Na trama, o carismático e excêntrico inventor Wallace (Ben Whitehead) está bastante animado com a sua mais nova engenhoca: uma espécie de pequeno gnomo de jardim em formato de robô - seu nome é Norbot (Reece Shearsmith) -, capaz de fazer uma série de tarefas (podar, plantar, cortar gramas, colher) com uma velocidade única. Bastante obediente, Norbot acaba por irritar, em alguma medida, o fiel Gromit, que começa a ficar desgostoso com a dependência deles em relação à tecnologia (com absolutamente TODAS as atividades domésticas sendo conduzidas por algum equipamento eletrônico). Só que a vida deles parece tranquila apenas nas aparências, já que no começo da história dá pra perceber que Wallace e Gromit tiveram papel decisivo na prisão de Feathers que, acusado de tentar furtar um caríssimo diamante, vai parar em um um zoológico para "prestar serviços comunitários" (sim, mais uma das ótimas gracinhas).

 


 

Só que com a repercussão de Norbot, Wallace se torna famoso entre os vizinhos, o que atrai o interesse da imprensa. E é justamente uma entrevista concedida a TV e veiculada na prisão em que Feathers se encontra, que faz com que o maléfico pinguim bole o seu plano de vingança. Que envolve invadir um computador local, enquanto o guarda de plantão dorme, para mexer no código fonte dos gnomos. A ideia? Replicar o robô em massa, alterando o seu padrão de atendimento aos desejos humanos (saindo de amistoso para maligno). Claro que essa é a deixa para que uma série de confusões envolvendo ainda um atrapalhado delegado local (Peter Kay) e sua corajosa ajudante (Lauren Patel) - que se esforçam para solucionar o caso - ocorram. Especialmente quando os robôs malignos passarem a se comportar de forma totalmente imprevisível.

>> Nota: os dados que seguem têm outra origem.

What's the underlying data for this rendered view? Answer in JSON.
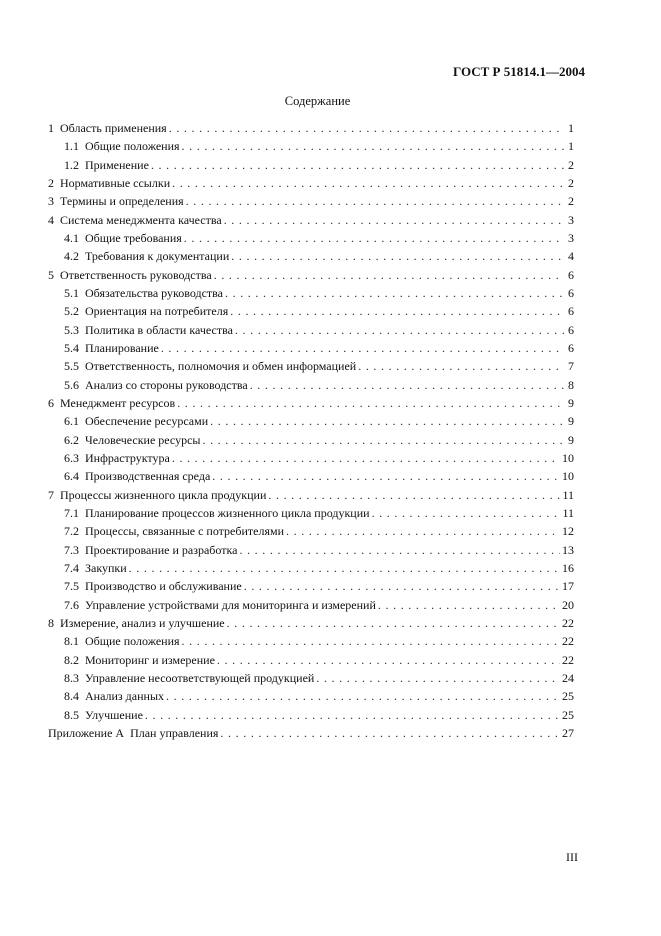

Divertida, tocante e caótica, a animação tem como mensagem óbvia a importância de não abandonarmos a simplicidade e os vínculos, em detrimento do uso da tecnologia. Claro, não é que ela não seja importante, mas alguma coisa substitui a delícia de passar um café de uma forma mais "raiz" em um bule ou em uma térmica? E o que dizer do afago no cachorro - e não é à toa que Gromit fica exasperado com a engenhoca responsável por lhe fazer o carinho (uma mão mecânica com uma luva). Feita em stop motion - e só essa técnica em si já coloca a obra em um outro patamar -, a produção, além de agradar as crianças (já que é muito viva e usa a expressão dos personagens de forma cômica), ainda dá várias piscadelas aos adultos, com piadocas que, em muitos casos, só eles serão capazes de compreender (e nesse sentido, vale prestar atenção às "obras literárias" que o engajado Gromit lê, no transcorrer do filme). Simples e direto, esses são oitenta minutinhos que passam voando. Tadá!